Reputation: 1502
I need to apply the max operator to the following list
[Tier20 Tier10 Tier30]
And it should give me
Tier30
The predefined ordered list (from low to high) is
[Tier5 Tier10 Tier20 Tier30 Tier40 Tier50]
What's the best way to achieve this in Clojure?
Upvotes: 3
Views: 380
Reputation: 91534
first define the ordering:
user> (def order '[Tier5 Tier10 Tier20 Tier30 Tier40 Tier50])
#'user/order
then we map the order onto something that can be sorted by creating a map
user> (def order-map (zipmap order (range)))
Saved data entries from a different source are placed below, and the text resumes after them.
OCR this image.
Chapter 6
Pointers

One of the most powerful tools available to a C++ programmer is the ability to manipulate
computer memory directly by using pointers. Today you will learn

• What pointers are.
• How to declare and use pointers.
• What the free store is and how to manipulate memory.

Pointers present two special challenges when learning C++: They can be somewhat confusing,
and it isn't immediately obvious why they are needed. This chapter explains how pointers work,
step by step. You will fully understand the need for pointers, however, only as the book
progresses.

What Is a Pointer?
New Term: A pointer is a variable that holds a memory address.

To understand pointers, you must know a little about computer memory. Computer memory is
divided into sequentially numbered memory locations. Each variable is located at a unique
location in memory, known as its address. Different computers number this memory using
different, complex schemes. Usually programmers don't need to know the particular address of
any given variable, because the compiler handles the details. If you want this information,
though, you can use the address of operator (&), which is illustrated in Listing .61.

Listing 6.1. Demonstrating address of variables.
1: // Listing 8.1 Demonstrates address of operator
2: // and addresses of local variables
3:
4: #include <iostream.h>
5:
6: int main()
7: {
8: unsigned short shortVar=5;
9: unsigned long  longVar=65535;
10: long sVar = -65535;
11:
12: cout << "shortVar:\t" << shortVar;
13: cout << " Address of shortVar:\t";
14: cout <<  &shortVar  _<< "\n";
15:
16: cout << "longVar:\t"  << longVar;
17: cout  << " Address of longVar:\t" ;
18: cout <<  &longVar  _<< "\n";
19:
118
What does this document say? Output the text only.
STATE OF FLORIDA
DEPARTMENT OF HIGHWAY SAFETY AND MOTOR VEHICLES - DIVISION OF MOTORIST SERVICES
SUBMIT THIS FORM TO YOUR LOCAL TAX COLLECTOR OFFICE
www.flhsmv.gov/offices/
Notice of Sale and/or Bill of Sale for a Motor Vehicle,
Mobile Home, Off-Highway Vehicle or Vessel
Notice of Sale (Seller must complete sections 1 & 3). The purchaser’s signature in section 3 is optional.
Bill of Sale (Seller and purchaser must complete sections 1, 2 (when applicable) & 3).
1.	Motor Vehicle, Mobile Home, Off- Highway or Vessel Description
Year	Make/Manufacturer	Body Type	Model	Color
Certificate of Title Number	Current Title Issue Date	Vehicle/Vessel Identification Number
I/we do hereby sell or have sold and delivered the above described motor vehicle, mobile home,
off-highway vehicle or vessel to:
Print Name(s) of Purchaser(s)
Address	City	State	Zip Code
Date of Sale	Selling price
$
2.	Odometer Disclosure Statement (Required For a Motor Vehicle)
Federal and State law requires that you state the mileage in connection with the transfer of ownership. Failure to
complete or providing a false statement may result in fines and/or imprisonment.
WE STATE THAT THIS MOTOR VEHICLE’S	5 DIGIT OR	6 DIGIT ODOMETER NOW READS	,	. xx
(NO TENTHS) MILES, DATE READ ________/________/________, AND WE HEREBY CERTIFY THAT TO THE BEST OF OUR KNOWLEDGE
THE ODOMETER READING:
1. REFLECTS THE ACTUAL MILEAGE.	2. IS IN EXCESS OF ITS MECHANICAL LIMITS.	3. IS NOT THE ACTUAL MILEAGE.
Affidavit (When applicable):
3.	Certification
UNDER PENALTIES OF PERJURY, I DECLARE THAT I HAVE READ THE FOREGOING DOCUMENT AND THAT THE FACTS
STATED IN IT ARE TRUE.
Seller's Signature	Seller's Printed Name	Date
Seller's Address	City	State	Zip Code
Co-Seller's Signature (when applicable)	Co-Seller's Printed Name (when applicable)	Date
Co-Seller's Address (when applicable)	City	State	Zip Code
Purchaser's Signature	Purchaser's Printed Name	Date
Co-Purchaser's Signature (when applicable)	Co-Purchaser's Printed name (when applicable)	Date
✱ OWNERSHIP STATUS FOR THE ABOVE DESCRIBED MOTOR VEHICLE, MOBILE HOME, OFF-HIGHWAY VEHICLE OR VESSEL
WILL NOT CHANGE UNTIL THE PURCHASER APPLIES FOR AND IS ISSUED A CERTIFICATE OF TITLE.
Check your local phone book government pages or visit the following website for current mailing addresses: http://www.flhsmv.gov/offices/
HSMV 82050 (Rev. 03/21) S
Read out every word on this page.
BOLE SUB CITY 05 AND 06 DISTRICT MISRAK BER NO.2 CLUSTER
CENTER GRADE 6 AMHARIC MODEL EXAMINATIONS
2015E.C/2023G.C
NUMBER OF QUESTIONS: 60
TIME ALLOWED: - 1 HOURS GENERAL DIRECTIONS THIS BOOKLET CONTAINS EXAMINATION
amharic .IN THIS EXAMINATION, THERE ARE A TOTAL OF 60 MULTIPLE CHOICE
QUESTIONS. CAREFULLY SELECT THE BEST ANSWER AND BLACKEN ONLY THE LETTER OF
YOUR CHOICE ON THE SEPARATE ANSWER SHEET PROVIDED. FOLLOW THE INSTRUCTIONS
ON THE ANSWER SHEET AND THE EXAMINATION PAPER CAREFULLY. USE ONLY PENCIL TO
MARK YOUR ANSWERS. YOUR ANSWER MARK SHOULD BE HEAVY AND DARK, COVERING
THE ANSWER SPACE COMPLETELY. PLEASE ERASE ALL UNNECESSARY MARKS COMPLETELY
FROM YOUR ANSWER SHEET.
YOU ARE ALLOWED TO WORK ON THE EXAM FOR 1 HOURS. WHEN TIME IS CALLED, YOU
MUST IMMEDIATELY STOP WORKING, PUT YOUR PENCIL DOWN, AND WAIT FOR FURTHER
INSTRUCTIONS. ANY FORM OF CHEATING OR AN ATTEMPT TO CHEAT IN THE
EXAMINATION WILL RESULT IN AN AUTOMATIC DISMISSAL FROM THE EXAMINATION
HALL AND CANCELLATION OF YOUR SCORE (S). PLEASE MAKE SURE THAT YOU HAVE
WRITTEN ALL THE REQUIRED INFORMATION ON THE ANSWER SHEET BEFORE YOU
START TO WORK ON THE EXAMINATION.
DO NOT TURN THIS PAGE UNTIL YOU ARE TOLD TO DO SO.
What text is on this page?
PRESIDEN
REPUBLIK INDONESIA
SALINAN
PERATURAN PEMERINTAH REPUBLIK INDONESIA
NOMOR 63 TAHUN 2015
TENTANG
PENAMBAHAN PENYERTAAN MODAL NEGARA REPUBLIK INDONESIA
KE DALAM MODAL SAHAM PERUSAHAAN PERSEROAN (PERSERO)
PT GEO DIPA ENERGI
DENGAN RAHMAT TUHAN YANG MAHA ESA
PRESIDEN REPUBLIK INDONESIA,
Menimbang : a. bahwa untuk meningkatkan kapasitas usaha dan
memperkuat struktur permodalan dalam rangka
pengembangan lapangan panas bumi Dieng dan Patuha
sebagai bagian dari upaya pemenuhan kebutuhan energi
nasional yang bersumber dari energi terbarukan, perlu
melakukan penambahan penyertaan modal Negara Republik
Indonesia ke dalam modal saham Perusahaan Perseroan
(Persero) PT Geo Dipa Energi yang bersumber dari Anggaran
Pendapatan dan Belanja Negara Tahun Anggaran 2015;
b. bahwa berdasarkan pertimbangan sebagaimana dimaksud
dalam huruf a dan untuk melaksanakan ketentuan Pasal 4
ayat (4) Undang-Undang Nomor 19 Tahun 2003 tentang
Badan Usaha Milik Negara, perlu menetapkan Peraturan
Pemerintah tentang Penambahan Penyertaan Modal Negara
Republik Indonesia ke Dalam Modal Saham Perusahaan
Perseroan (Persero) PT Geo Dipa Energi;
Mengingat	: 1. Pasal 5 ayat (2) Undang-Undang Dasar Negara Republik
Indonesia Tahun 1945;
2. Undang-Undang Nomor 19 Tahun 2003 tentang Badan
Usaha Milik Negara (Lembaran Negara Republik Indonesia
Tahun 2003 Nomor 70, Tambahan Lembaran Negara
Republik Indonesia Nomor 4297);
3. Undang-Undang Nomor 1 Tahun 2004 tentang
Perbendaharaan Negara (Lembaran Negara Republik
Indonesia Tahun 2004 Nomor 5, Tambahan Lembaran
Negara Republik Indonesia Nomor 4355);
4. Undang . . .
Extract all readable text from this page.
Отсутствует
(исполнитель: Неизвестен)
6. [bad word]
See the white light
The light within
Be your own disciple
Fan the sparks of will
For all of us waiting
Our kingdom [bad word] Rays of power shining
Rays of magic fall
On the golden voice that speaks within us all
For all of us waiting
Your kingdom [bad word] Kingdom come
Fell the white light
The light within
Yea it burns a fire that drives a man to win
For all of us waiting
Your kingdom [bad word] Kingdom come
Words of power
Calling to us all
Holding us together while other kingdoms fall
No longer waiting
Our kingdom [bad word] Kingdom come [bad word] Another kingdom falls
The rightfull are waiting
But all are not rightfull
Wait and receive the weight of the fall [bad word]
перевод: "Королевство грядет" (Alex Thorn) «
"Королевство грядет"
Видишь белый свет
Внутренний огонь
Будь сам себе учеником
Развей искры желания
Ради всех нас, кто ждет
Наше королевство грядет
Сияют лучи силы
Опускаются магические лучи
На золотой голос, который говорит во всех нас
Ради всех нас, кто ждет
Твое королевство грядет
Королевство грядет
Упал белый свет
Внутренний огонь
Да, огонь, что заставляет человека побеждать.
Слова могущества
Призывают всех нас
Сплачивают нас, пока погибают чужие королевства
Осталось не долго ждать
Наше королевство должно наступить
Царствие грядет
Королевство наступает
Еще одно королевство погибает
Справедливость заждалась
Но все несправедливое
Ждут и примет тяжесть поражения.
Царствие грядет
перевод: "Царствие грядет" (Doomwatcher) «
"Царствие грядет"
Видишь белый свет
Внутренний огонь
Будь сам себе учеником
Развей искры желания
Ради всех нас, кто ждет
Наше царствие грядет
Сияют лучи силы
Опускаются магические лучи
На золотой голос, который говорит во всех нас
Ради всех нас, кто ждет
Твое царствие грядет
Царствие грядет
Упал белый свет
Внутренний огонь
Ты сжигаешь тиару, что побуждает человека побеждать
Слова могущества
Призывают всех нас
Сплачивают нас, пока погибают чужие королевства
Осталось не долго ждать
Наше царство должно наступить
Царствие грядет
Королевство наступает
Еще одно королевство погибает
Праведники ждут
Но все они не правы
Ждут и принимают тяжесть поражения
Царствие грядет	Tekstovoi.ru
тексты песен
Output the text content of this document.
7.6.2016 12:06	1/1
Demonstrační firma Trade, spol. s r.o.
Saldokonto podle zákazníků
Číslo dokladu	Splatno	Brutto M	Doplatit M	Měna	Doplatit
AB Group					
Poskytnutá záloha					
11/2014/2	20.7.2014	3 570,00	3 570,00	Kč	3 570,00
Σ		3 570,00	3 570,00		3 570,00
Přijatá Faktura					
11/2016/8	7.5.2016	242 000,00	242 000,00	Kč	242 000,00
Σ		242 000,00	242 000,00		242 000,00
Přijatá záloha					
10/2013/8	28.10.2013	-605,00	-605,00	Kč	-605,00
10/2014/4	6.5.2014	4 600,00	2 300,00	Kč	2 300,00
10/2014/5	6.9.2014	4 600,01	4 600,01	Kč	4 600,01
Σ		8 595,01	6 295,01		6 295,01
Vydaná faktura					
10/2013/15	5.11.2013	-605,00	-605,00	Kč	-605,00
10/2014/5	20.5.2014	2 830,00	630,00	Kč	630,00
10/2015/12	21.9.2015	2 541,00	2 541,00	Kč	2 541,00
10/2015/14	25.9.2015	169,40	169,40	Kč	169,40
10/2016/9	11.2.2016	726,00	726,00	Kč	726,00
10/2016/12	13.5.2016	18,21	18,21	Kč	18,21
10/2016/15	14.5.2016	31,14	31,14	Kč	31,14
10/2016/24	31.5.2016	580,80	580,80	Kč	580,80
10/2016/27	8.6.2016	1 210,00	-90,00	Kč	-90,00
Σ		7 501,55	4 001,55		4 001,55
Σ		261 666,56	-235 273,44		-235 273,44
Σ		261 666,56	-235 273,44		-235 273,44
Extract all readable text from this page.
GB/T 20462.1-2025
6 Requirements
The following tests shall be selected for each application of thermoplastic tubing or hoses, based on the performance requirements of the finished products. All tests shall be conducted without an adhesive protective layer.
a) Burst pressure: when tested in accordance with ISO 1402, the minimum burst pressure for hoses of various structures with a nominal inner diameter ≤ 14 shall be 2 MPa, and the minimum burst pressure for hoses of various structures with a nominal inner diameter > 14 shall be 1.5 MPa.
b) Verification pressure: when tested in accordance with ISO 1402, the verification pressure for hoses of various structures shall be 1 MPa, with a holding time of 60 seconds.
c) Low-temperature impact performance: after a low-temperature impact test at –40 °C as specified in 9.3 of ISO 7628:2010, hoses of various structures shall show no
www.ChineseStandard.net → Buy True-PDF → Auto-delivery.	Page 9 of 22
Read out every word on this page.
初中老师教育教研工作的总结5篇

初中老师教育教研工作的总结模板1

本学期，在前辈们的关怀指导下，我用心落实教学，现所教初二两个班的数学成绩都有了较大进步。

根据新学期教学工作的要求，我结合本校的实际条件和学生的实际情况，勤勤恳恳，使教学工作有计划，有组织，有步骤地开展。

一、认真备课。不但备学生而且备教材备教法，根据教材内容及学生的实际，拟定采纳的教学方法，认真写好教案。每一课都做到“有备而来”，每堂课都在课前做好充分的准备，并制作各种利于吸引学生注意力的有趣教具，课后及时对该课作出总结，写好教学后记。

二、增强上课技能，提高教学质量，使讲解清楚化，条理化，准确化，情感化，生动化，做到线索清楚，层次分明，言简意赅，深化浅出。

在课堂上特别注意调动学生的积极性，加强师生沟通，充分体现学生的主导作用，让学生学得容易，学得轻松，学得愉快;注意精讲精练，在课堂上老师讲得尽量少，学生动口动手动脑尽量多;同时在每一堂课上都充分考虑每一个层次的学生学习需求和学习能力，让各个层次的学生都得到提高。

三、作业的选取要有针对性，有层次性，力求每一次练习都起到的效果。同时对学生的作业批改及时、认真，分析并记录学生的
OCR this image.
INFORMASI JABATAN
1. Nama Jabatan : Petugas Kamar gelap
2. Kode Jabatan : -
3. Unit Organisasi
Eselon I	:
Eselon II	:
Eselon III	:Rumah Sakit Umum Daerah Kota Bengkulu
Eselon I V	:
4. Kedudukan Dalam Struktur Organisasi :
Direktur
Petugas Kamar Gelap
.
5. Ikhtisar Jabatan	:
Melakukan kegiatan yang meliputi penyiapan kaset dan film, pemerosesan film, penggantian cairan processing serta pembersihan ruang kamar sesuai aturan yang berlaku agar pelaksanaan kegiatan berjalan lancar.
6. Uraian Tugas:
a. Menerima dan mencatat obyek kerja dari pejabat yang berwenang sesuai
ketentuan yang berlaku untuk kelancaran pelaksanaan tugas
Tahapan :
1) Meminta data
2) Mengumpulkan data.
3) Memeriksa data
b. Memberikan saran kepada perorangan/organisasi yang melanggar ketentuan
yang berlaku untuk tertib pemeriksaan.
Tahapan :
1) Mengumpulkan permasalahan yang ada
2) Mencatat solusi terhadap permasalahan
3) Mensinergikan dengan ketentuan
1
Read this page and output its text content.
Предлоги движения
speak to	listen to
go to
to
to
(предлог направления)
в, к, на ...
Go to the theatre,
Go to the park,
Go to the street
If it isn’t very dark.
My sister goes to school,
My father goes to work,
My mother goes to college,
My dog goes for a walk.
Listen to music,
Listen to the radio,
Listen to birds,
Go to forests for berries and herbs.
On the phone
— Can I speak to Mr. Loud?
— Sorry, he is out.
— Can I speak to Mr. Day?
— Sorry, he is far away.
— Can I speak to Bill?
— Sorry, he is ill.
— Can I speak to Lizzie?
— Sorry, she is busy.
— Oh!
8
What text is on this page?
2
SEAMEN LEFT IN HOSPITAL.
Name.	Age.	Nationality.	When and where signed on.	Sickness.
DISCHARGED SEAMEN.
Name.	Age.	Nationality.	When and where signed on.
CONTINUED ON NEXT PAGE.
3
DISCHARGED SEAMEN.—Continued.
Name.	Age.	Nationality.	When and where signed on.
{Tier50 5, Tier40 4, Tier30 3, Tier20 2, Tier10 1, Tier5 0}
use the order-map to reduce the input if all you need is the max/min:
user> (reduce #(if (< (order-map %1) (order-map %2)) %1 %2)
'[Tier20 Tier10 Tier30])
Tier30
user> (sort-by (zipmap order (range)) '[Tier20 Tier10 Tier30])
(Tier10 Tier20 Tier30)
if you need to modify this map a lot and not re-sort it each time then use a sorted-set-by
datastructure to store your inputs.
Upvotes: 6
Reputation: 8432
If the array is of java.lang.String
then with a bit of interop:
user=> (def array ["Tier5" "Tier10" "Tier20" "Tier30" "Tier40" "Tier50"])
#'user/array
user=> (defn find-max [m] (reduce #(if (> (.compareTo %1 %2) -1) %1 %2) m))
#'user/find-max
user=> (find-max array)
"Tier50"
user=> (find-max "a")
\a
If not just make them implement Comparable
, or create a Comparator
.
Upvotes: 0
Reputation: 3830
Use reduce. For instance, to find the maximum of a list L, you would do:
(reduce max L)
The real question here is if your Tiers are strings or more complex objects, as it isn't completely clear from your post. Either way, you can replace max with a lambda expression to pull out the numeric part of the string, like so:
(reduce (fn [x y] ...) L)
Where ... will be the expression that extracts the numeric portion out of your data.
Upvotes: 2
Reputation: 200148
Here's what I've just tried. The main point of leverage is the instance method .indexOf
on clojure.lang.Vector
.
user> (def x ['Tier5 'Tier10 'Tier20 'Tier30 'Tier40 'Tier50])
#'user/x
user> (index-of x 'Tier10)
; Evaluation aborted.
user> (.indexOf x 'Tier10)
1
user> (def y ['Tier20 'Tier10 'Tier30])
#'user/y
user> (reduce #(max %1 (.indexOf x %2)) y)
; Evaluation aborted.
user> (x (reduce #(max %1 (.indexOf x %2)) 0 y))
Tier30
user>
Naturally, this is O(n2). If you'll do this on a large scale, you'll be much better served by a hash-map from TierN to its ordering index.